If you do this kind of recursive decomposition (which, incidentally, can also be used on the one-dimensional kernels that result from the two-dimensional algorithm), the SVD no longer gives you fully optimal results, because you aren’t precisely using the first principal components — you’re using some approximation to them, leaving some extra error. This suggests that some kind of iterative algorithm like the greedy algorithm described above will probably produce better results.

(I think you can probably approximate the first principal component reasonably efficiently by using the PageRank algorithm on M*M and MM* to get their largest eigenvectors, rather than computing the full SVD.)

On prefix-sum images (uh, probably not)

One of the annoying features of the low-rank approximations produced by SVD is that they don’t deal very well with diagonal edges or gradients in the kernel. I wonder if you could “precondition” the image by running horizontal and vertical prefix sums on it (allowing wraparound on overflow) and apply compensating finite-difference operators on the kernel before computing the SVD approximation. Without the approximation step, this would be precisely equivalent, because the integration and differentiation operators cancel, and convolution is associative. But perhaps by removing the large-scale structure from the kernel, leaving more local differences, the SVD approximation would have less error.
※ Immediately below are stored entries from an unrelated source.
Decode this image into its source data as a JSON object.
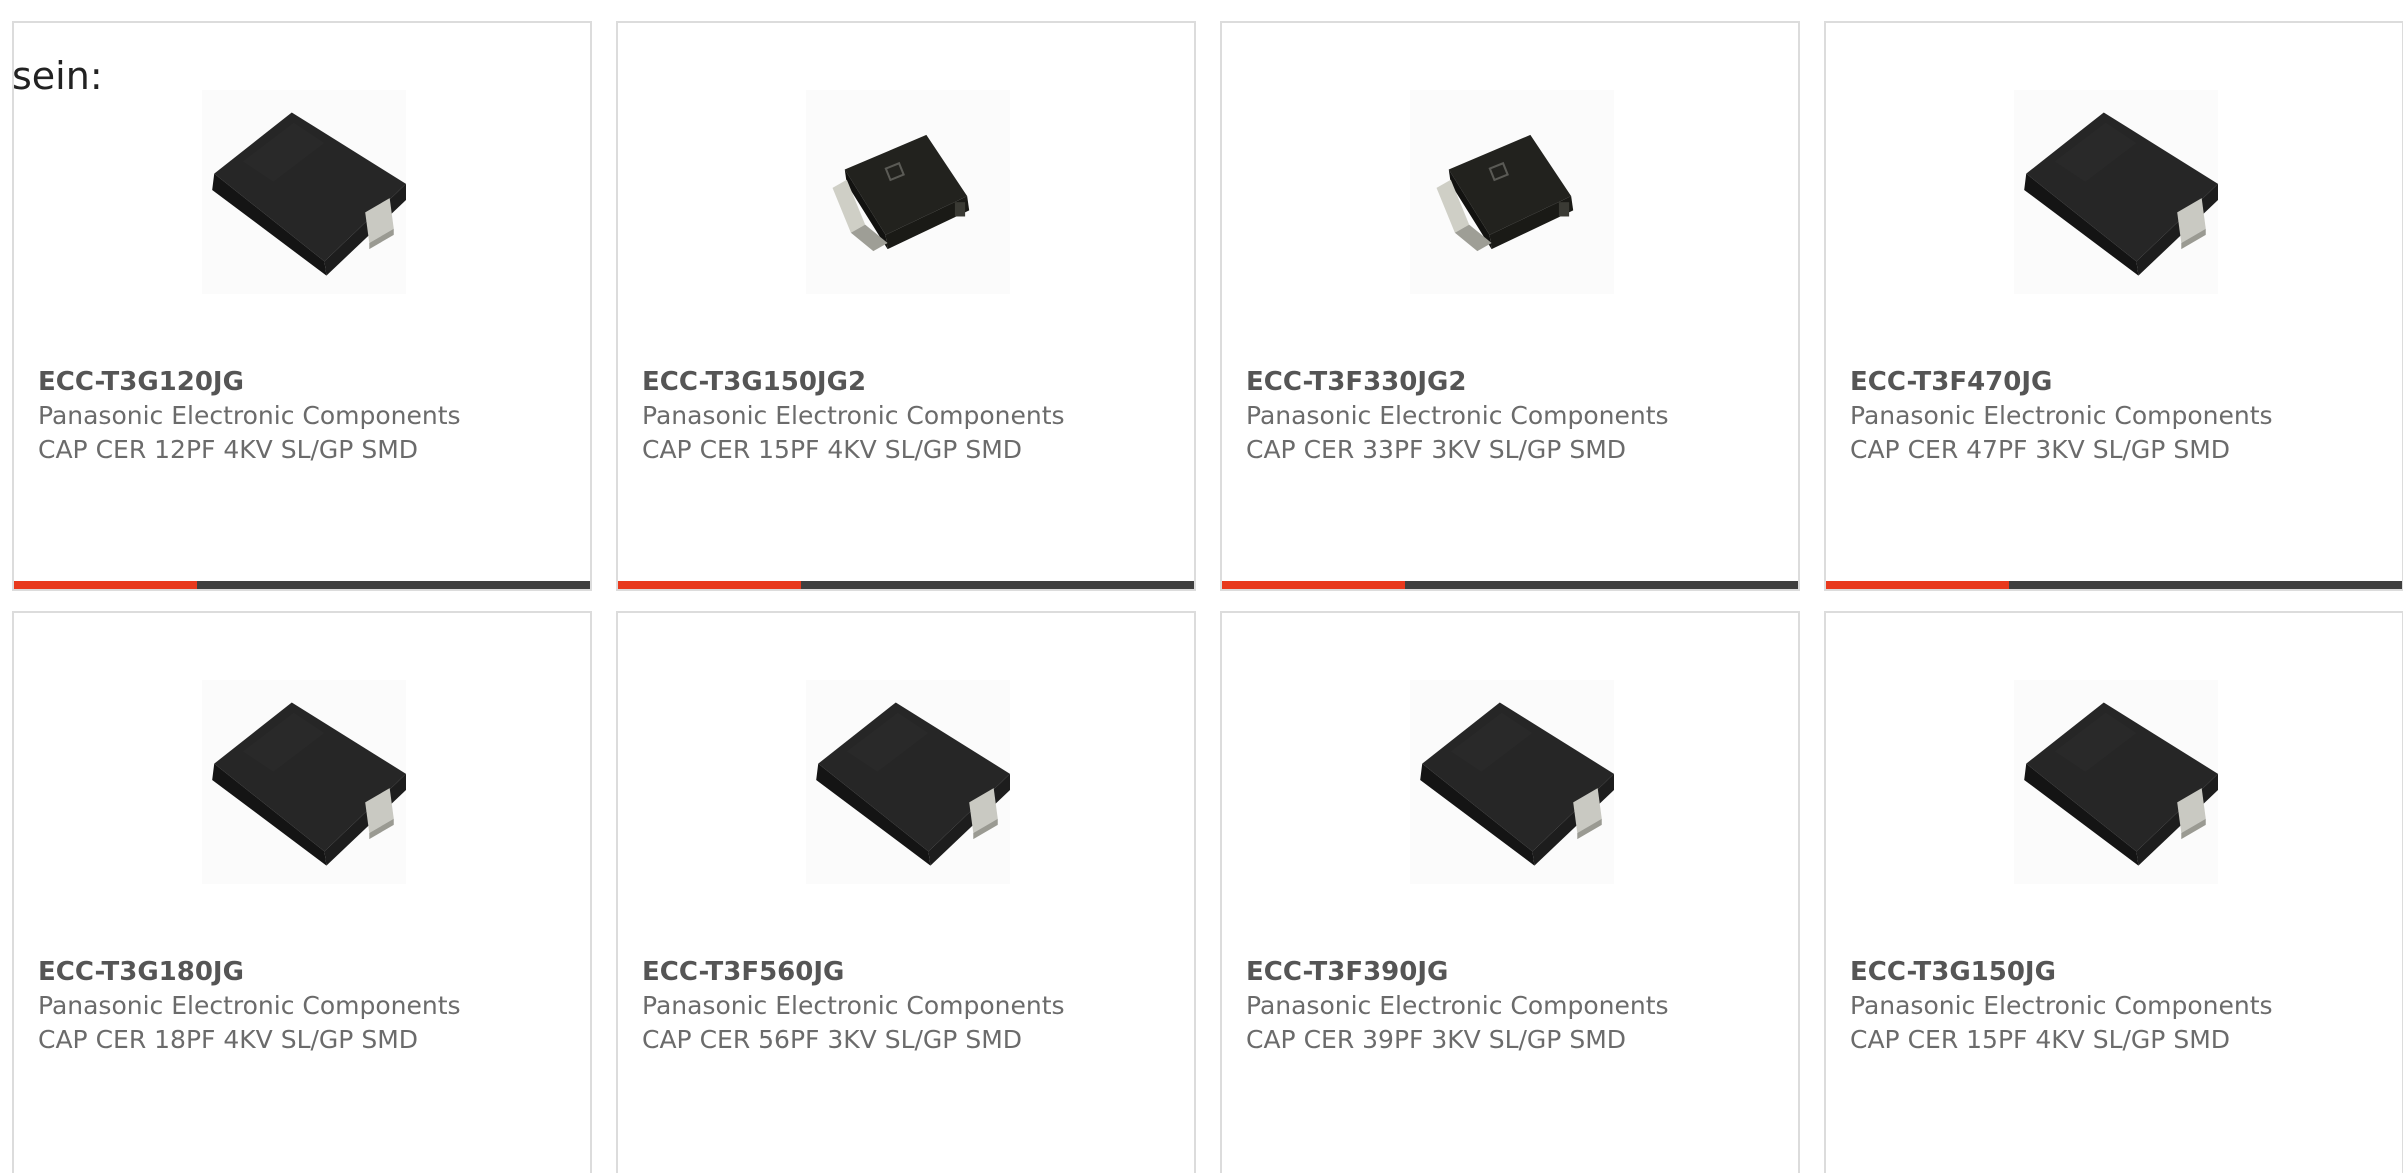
{
  "intro": {
    "text": "sein:"
  },
  "colors": {
    "accent_bar": "#e8391d",
    "dark_bar": "#3f3f3f",
    "card_border": "#dcdcdc",
    "part_number": "#555555",
    "secondary_text": "#6b6b6b"
  },
  "products": [
    {
      "part_number": "ECC-T3G120JG",
      "manufacturer": "Panasonic Electronic Components",
      "description": "CAP CER 12PF 4KV SL/GP SMD",
      "image": "capacitor-large-icon"
    },
    {
      "part_number": "ECC-T3G150JG2",
      "manufacturer": "Panasonic Electronic Components",
      "description": "CAP CER 15PF 4KV SL/GP SMD",
      "image": "capacitor-small-icon"
    },
    {
      "part_number": "ECC-T3F330JG2",
      "manufacturer": "Panasonic Electronic Components",
      "description": "CAP CER 33PF 3KV SL/GP SMD",
      "image": "capacitor-small-icon"
    },
    {
      "part_number": "ECC-T3F470JG",
      "manufacturer": "Panasonic Electronic Components",
      "description": "CAP CER 47PF 3KV SL/GP SMD",
      "image": "capacitor-large-icon"
    },
    {
      "part_number": "ECC-T3G180JG",
      "manufacturer": "Panasonic Electronic Components",
      "description": "CAP CER 18PF 4KV SL/GP SMD",
      "image": "capacitor-large-icon"
    },
    {
      "part_number": "ECC-T3F560JG",
      "manufacturer": "Panasonic Electronic Components",
      "description": "CAP CER 56PF 3KV SL/GP SMD",
      "image": "capacitor-large-icon"
    },
    {
      "part_number": "ECC-T3F390JG",
      "manufacturer": "Panasonic Electronic Components",
      "description": "CAP CER 39PF 3KV SL/GP SMD",
      "image": "capacitor-large-icon"
    },
    {
      "part_number": "ECC-T3G150JG",
      "manufacturer": "Panasonic Electronic Components",
      "description": "CAP CER 15PF 4KV SL/GP SMD",
      "image": "capacitor-large-icon"
    }
  ]
}
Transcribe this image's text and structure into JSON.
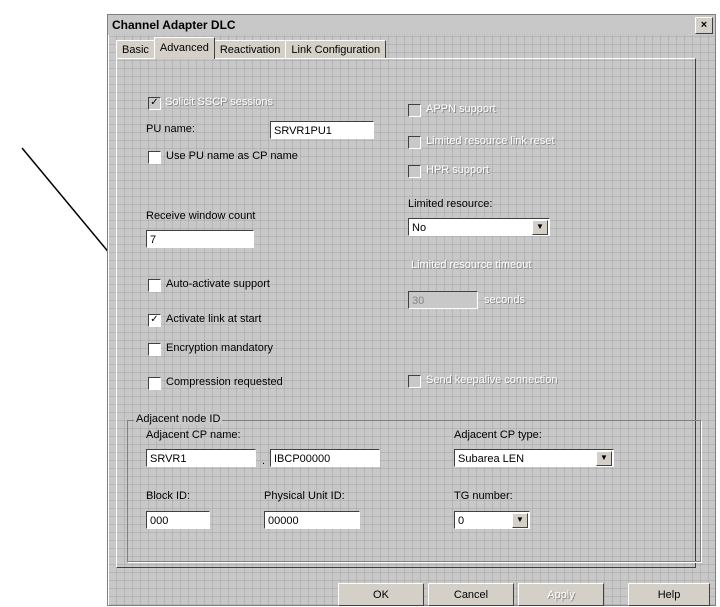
{
  "window": {
    "title": "Channel Adapter DLC"
  },
  "tabs": [
    "Basic",
    "Advanced",
    "Reactivation",
    "Link Configuration"
  ],
  "left": {
    "solicit_sscp_label": "Solicit SSCP sessions",
    "pu_name_label": "PU name:",
    "pu_name_value": "SRVR1PU1",
    "use_pu_name_label": "Use PU name as CP name",
    "receive_window_label": "Receive window count",
    "receive_window_value": "7",
    "auto_activate_label": "Auto-activate support",
    "activate_link_label": "Activate link at start",
    "encryption_label": "Encryption mandatory",
    "compression_label": "Compression requested"
  },
  "right": {
    "appn_label": "APPN support",
    "limited_resource_lbl_disabled": "Limited resource link reset",
    "hpr_label": "HPR support",
    "limited_resource_label": "Limited resource:",
    "limited_resource_value": "No",
    "timeout_label": "Limited resource timeout",
    "timeout_value": "30",
    "timeout_unit": "seconds",
    "send_keepalive_label": "Send keepalive connection"
  },
  "adjacent": {
    "group_label": "Adjacent node ID",
    "cp_name_label": "Adjacent CP name:",
    "cp_name_net": "SRVR1",
    "cp_name_cp": "IBCP00000",
    "cp_type_label": "Adjacent CP type:",
    "cp_type_value": "Subarea LEN",
    "block_id_label": "Block ID:",
    "block_id_value": "000",
    "pu_id_label": "Physical Unit ID:",
    "pu_id_value": "00000",
    "tg_label": "TG number:",
    "tg_value": "0"
  },
  "buttons": {
    "ok": "OK",
    "cancel": "Cancel",
    "apply": "Apply",
    "help": "Help"
  },
  "checks": {
    "checked": "✓"
  }
}
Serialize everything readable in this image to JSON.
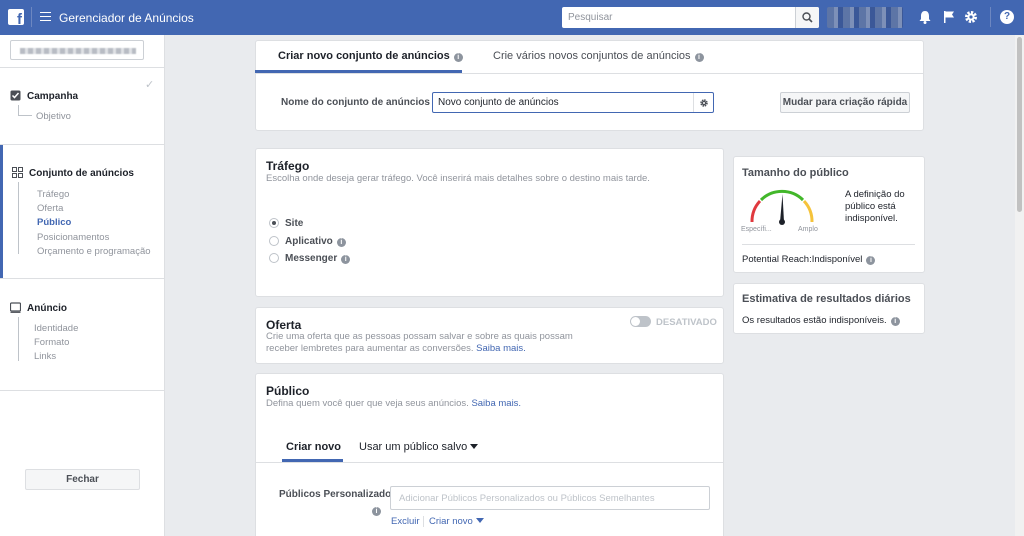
{
  "topbar": {
    "app_title": "Gerenciador de Anúncios",
    "search_placeholder": "Pesquisar",
    "help_label": "?"
  },
  "sidebar": {
    "campaign": {
      "label": "Campanha",
      "items": [
        "Objetivo"
      ]
    },
    "adset": {
      "label": "Conjunto de anúncios",
      "items": [
        "Tráfego",
        "Oferta",
        "Público",
        "Posicionamentos",
        "Orçamento e programação"
      ],
      "active_item": "Público"
    },
    "ad": {
      "label": "Anúncio",
      "items": [
        "Identidade",
        "Formato",
        "Links"
      ]
    },
    "close_label": "Fechar"
  },
  "header_card": {
    "tabs": [
      "Criar novo conjunto de anúncios",
      "Crie vários novos conjuntos de anúncios"
    ],
    "name_label": "Nome do conjunto de anúncios",
    "name_value": "Novo conjunto de anúncios",
    "quick_create_label": "Mudar para criação rápida"
  },
  "traffic": {
    "title": "Tráfego",
    "subtitle": "Escolha onde deseja gerar tráfego. Você inserirá mais detalhes sobre o destino mais tarde.",
    "options": [
      "Site",
      "Aplicativo",
      "Messenger"
    ],
    "selected": "Site"
  },
  "offer": {
    "title": "Oferta",
    "subtitle": "Crie uma oferta que as pessoas possam salvar e sobre as quais possam receber lembretes para aumentar as conversões.",
    "learn_more": "Saiba mais.",
    "toggle_label": "DESATIVADO"
  },
  "audience": {
    "title": "Público",
    "subtitle": "Defina quem você quer que veja seus anúncios.",
    "learn_more": "Saiba mais.",
    "tabs": [
      "Criar novo",
      "Usar um público salvo"
    ],
    "custom_label": "Públicos Personalizados",
    "custom_placeholder": "Adicionar Públicos Personalizados ou Públicos Semelhantes",
    "exclude_label": "Excluir",
    "create_new_label": "Criar novo"
  },
  "audience_size": {
    "title": "Tamanho do público",
    "message": "A definição do público está indisponível.",
    "gauge_left": "Específi...",
    "gauge_right": "Amplo",
    "reach_label": "Potential Reach:Indisponível"
  },
  "daily_results": {
    "title": "Estimativa de resultados diários",
    "message": "Os resultados estão indisponíveis."
  }
}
As an extreme example, consider a kernel like this contrived rank-5 specimen:

 1  2  3  4  5
 2  4  6  8 10
 3  6  9 12 15
 4  8 12 16 20
 5 10 15 20 25

Upon applying a horizontal backward differences operator to it (the inverse of horizontal prefix sum), you get this rank-1 result:

 1  1  1  1  1
 2  2  2  2  2
 3  3  3  3  3
 4  4  4  4  4
 5  5  5  5  5

And on differencing that vertically, you get this singular matrix:

 1  1  1  1  1
 1  1  1  1  1
 1  1  1  1  1
 1  1  1  1  1
 1  1  1  1  1

This kernel is clearly much easier to represent.

I’m very much not sure that this would help, though; I think it depends on the kinds of features you find in kernels.

(P.S. I tried it on a kernel like the circle bokeh kernel above. It made the approximation enormously worse.)